Wait events are not a full tracing system, but they are enough to keep an incident from drifting into guesswork.
Get the room view first
Before reading individual queries, group sessions by state and wait type. You want to know whether the cluster is mostly executing, blocked, idle in transaction, or waiting on clients.
SELECT
state,
wait_event_type,
wait_event,
count(*) AS sessions
FROM pg_stat_activity
WHERE pid <> pg_backend_pid()
GROUP BY 1, 2, 3
ORDER BY sessions DESC;
Lock waits need blockers, not theories
If wait_event_type is Lock, the next question is simple: who is blocking whom? Long blockers are often boring sessions: a migration, a forgotten transaction, an admin console, or a job that touched more rows than expected.
SELECT
blocked.pid AS blocked_pid,
blocked.query AS blocked_query,
blocker.pid AS blocker_pid,
blocker.state AS blocker_state,
blocker.xact_start AS blocker_xact_start,
blocker.query AS blocker_query
FROM pg_stat_activity blocked
JOIN pg_locks blocked_locks
ON blocked_locks.pid = blocked.pid
AND NOT blocked_locks.granted
JOIN pg_locks blocker_locks
ON blocker_locks.locktype = blocked_locks.locktype
AND blocker_locks.database IS NOT DISTINCT FROM blocked_locks.database
AND blocker_locks.relation IS NOT DISTINCT FROM blocked_locks.relation
AND blocker_locks.page IS NOT DISTINCT FROM blocked_locks.page
AND blocker_locks.tuple IS NOT DISTINCT FROM blocked_locks.tuple
AND blocker_locks.virtualxid IS NOT DISTINCT FROM blocked_locks.virtualxid
AND blocker_locks.transactionid IS NOT DISTINCT FROM blocked_locks.transactionid
AND blocker_locks.classid IS NOT DISTINCT FROM blocked_locks.classid
AND blocker_locks.objid IS NOT DISTINCT FROM blocked_locks.objid
AND blocker_locks.objsubid IS NOT DISTINCT FROM blocked_locks.objsubid
AND blocker_locks.pid <> blocked_locks.pid
JOIN pg_stat_activity blocker ON blocker.pid = blocker_locks.pid
WHERE blocker_locks.granted;
Client waits are application performance too
A session waiting on the client can mean PostgreSQL produced rows faster than the application consumed them. That shows up with huge result sets, slow network links, ORM iteration, or an API endpoint streaming too much data.

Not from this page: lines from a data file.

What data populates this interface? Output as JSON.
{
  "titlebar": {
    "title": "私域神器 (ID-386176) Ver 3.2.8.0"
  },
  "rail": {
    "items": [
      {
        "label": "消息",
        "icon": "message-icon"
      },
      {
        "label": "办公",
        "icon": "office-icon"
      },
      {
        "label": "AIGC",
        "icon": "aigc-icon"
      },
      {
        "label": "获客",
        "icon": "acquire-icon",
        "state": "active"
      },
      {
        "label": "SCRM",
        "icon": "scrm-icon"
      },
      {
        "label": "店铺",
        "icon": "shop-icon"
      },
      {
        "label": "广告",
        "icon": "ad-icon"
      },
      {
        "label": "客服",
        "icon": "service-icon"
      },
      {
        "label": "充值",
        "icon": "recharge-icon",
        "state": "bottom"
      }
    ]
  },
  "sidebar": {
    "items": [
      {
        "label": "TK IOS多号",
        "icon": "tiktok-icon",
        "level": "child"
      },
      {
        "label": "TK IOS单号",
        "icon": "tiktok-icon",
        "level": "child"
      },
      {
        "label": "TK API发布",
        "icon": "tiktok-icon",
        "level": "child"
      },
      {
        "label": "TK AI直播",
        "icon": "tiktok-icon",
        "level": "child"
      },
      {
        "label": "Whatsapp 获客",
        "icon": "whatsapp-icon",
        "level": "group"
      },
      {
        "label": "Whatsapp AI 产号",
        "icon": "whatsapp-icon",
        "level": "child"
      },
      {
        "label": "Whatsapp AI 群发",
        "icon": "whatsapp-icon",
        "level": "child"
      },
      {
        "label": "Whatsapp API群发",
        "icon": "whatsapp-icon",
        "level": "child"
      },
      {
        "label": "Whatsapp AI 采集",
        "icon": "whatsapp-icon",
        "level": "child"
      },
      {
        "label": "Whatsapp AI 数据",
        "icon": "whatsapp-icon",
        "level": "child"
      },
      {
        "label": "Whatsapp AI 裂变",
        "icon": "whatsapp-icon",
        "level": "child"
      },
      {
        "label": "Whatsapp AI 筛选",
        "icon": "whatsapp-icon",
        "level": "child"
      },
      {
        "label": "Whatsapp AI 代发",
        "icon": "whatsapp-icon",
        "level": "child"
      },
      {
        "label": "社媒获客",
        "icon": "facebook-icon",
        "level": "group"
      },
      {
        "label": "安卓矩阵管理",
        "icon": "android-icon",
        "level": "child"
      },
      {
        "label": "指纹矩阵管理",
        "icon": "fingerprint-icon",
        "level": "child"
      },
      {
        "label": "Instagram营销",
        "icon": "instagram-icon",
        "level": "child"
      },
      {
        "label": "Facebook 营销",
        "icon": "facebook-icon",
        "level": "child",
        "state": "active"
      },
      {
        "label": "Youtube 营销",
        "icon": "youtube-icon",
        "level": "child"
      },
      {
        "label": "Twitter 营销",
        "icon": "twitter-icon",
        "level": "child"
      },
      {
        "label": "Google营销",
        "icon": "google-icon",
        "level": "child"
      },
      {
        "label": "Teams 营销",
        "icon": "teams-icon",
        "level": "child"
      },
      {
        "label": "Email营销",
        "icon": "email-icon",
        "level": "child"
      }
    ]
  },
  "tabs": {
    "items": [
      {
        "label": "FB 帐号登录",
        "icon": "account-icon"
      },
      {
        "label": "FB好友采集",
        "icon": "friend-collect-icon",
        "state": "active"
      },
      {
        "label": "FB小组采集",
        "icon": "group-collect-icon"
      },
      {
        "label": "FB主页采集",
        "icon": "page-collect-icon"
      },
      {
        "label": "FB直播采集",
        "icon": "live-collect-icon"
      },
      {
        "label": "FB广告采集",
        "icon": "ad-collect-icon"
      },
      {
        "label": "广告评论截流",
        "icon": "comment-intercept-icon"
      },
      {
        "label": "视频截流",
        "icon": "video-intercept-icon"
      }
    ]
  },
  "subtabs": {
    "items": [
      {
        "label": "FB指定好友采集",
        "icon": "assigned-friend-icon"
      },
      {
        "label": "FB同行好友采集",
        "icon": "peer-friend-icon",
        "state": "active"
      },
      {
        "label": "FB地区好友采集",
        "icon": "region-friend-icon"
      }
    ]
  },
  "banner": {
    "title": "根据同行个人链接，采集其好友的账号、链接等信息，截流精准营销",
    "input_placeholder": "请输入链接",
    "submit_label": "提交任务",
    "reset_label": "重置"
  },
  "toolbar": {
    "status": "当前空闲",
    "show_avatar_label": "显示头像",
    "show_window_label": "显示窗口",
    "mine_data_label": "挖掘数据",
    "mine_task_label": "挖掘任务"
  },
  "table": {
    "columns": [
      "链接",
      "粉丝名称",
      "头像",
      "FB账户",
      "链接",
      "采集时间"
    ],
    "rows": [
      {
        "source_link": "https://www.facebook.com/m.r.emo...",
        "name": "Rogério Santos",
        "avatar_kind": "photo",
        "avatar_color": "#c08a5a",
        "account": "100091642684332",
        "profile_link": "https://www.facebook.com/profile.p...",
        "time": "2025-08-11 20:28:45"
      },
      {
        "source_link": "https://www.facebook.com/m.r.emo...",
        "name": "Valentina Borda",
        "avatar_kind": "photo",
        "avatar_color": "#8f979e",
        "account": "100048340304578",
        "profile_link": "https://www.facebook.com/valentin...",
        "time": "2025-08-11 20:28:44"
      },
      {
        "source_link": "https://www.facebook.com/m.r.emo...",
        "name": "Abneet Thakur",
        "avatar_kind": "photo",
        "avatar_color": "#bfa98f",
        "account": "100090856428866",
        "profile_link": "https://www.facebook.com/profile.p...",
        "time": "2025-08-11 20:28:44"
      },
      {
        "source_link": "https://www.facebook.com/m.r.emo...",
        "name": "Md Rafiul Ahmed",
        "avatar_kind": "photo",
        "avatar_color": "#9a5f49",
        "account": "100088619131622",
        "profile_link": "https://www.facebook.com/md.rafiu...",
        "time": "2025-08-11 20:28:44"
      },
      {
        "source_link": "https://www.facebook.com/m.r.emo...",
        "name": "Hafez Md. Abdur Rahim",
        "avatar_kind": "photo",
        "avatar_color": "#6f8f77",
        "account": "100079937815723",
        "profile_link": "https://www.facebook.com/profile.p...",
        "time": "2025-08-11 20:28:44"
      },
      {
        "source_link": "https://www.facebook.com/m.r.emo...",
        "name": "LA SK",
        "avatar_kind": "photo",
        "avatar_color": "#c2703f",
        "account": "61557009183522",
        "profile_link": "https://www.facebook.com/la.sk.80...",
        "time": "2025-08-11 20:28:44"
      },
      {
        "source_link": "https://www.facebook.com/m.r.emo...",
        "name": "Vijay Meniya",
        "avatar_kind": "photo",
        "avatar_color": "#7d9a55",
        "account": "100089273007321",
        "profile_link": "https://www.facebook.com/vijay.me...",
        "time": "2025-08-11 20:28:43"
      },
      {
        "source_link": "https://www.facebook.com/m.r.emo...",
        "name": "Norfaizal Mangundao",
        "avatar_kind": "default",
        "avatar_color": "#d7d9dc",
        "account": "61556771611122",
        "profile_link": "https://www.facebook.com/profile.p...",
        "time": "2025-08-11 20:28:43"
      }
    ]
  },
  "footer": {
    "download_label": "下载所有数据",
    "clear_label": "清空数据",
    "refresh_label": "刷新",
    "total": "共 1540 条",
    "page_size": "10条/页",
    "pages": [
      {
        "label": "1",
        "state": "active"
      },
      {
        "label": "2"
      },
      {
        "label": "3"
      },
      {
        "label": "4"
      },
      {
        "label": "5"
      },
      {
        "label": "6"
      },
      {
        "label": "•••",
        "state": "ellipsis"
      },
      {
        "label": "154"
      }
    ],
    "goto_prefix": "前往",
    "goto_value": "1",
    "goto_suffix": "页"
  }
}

Do not tune the database blindly when the wait says the database is waiting for the client.
I/O waits need storage context
If many active sessions wait on I/O, check whether the workload changed or the storage slowed down. A new report, a cold cache after restart, a bad plan, or cloud disk throttling can all look similar from inside PostgreSQL.
- Compare wait events with shared block reads in
pg_stat_statements. - Check checkpoint and background writer metrics.
- Check host or cloud storage latency.
- Look for a plan that started scanning a much larger part of a table.
Open transactions are performance hazards
A transaction that sits open can hold locks, prevent vacuum cleanup, and keep old row versions alive. During incidents, I always sort by xact_start, not just query_start.
SELECT
pid,
state,
now() - xact_start AS xact_age,
wait_event_type,
wait_event,
left(query, 180) AS query_sample
FROM pg_stat_activity
WHERE xact_start IS NOT NULL
ORDER BY xact_start
LIMIT 20;
The production habit
The teams that get good at PostgreSQL performance do not chase every knob. They turn a vague complaint into a named failure mode, collect one clean measurement, make one change, and then compare the next measurement against the first. That rhythm is slower than guessing for the first hour and much faster by the end of the incident.